Mark Berends, Ph.D., Director of the National Center on School Choice, has joined the Institute for Educational Initiative as the new director of the Center for Research on Educational Opportunity (CREO). Professor Berends, who most recently served as Associate Professor of Public Policy and Education at Vanderbilt University’s Peabody College is the successor to Maureen Hallinan, Ph.D., who has directed CREO for ten years.
Professor Berends has done extensive research on school organization and classroom instruction as they relate to student achievement, paying special attention to disadvantaged students. He has participated in several U.S. Department of Education national evaluations and has conducted studies investigating the causes and sources of black-white and Latino-white achievement gaps. In the 1990s, he led the summative evaluation of New American Schools (NAS), at the time the largest privately funded reform movement in the nation. His latest books are Examining Gaps in Mathematics Achievement Among Racial-Ethnic Groups, 1972-1992 (RAND, 2005), Charter School Outcomes (Lawrence Erlbaum Associates, 2008), Leading with Data: Pathways to Improve Your School (Corwin, 2009), and the Handbook of Research on School Choice (Lawrence Erlbaum Associates, In Press). He will teach sociology courses at Notre Dame.
“Professor Berends will make a singularly important contribution to the mission of the IEI,” says Fr. Timothy Scully, CSC, Director of the Institute for Educational Initiatives. “The wealth of expertise and intellectual leadership he brings to CREO, particularly in the area of school choice, will enable us to make great strides in our work to give children and families greater access to excellent schools
- especially faith-based schools. He will build ably upon the work of Maureen Hallinan, whose inspired leadership has built a wonderful foundation in the world of high impact educational research.”
Berends will continue in his role as director of the National Center on School Choice (NCSC), established in 2004 through a $13.3 million grant from the U.S. Department of Education’s Institute of Education Sciences. The mission of the NCSC is to lead research across multiple disciplines on “how school choice affects individuals, communities and systems.”
“I’m excited about integrating the work of CREO and NCSC. In fact, CREO provides a broader umbrella for NCSC because of its emphasis on research on educational opportunity. Together the studies that NCSC and Maureen Hallinan have undertaken position CREO to make significant contributions to educational policy and the field of sociology. What’s more, they provide a foundation for CREO to bring in additional funding so we can continue this line of research-research that’s essential, since issues of educational equity and excellence will be critical for years to come,” says Berends of his transition to Notre Dame.

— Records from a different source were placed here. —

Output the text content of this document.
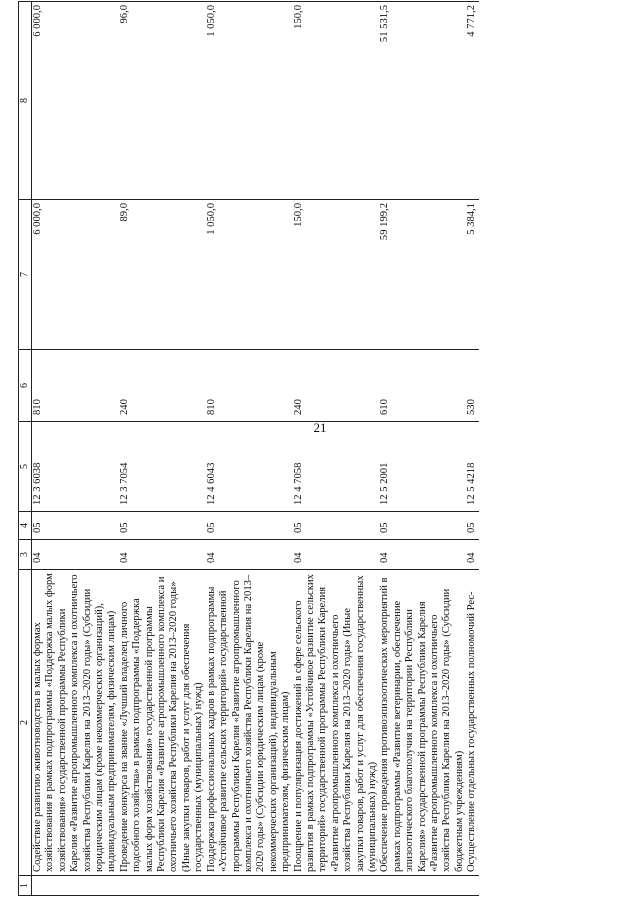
21
1	2	3	4	5	6	7	8
	Содействие развитию животноводства в малых формах хозяйствования в рамках подпрограммы «Поддержка малых форм хозяйствования» государственной программы Республики Карелия «Развитие агропромышленного комплекса и охотничьего хозяйства Республики Карелия на 2013–2020 годы» (Субсидии юридическим лицам (кроме некоммерческих организаций), индивидуальным предпринимателям, физическим лицам)	04	05	12 3 6038	810	6 000,0	6 000,0
	Проведение конкурса на звание «Лучший владелец личного подсобного хозяйства» в рамках подпрограммы «Поддержка малых форм хозяйствования» государственной программы Республики Карелия «Развитие агропромышленного комплекса и охотничьего хозяйства Республики Карелия на 2013–2020 годы» (Иные закупки товаров, работ и услуг для обеспечения государственных (муниципальных) нужд)	04	05	12 3 7054	240	89,0	96,0
	Поддержка профессиональных кадров в рамках подпрограммы «Устойчивое развитие сельских территорий» государственной программы Республики Карелия «Развитие агропромышленного комплекса и охотничьего хозяйства Республики Карелия на 2013–2020 годы» (Субсидии юридическим лицам (кроме некоммерческих организаций), индивидуальным предпринимателям, физическим лицам)	04	05	12 4 6043	810	1 050,0	1 050,0
	Поощрение и популяризация достижений в сфере сельского развития в рамках подпрограммы «Устойчивое развитие сельских территорий» государственной программы Республики Карелия «Развитие агропромышленного комплекса и охотничьего хозяйства Республики Карелия на 2013–2020 годы» (Иные закупки товаров, работ и услуг для обеспечения государственных (муниципальных) нужд)	04	05	12 4 7058	240	150,0	150,0
	Обеспечение проведения противоэпизоотических мероприятий в рамках подпрограммы «Развитие ветеринарии, обеспечение эпизоотического благополучия на территории Республики Карелия» государственной программы Республики Карелия «Развитие агропромышленного комплекса и охотничьего хозяйства Республики Карелия на 2013–2020 годы» (Субсидии бюджетным учреждениям)	04	05	12 5 2001	610	59 199,2	51 531,5
	Осуществление отдельных государственных полномочий Рес-	04	05	12 5 4218	530	5 384,1	4 771,2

Dr. Maureen Hallinan served as the first director of CREO, and was the first director of the IEI upon its founding in 1996. She is also the William P. and Hazel B. White Professor of Sociology, whose research has focused primarily on the sociology of education. Her most recent studies compare students’ learning opportunities in Catholic and public schools in Chicago.
“We have established CREO as a center of excellence for the study of educational inequality, the organization of schools, and the effects of school sector on student outcomes. Mark Berends brings a faith vision and commitment to his work that will enhance and strengthen the context in which members of CREO conduct their research and teaching,” she says.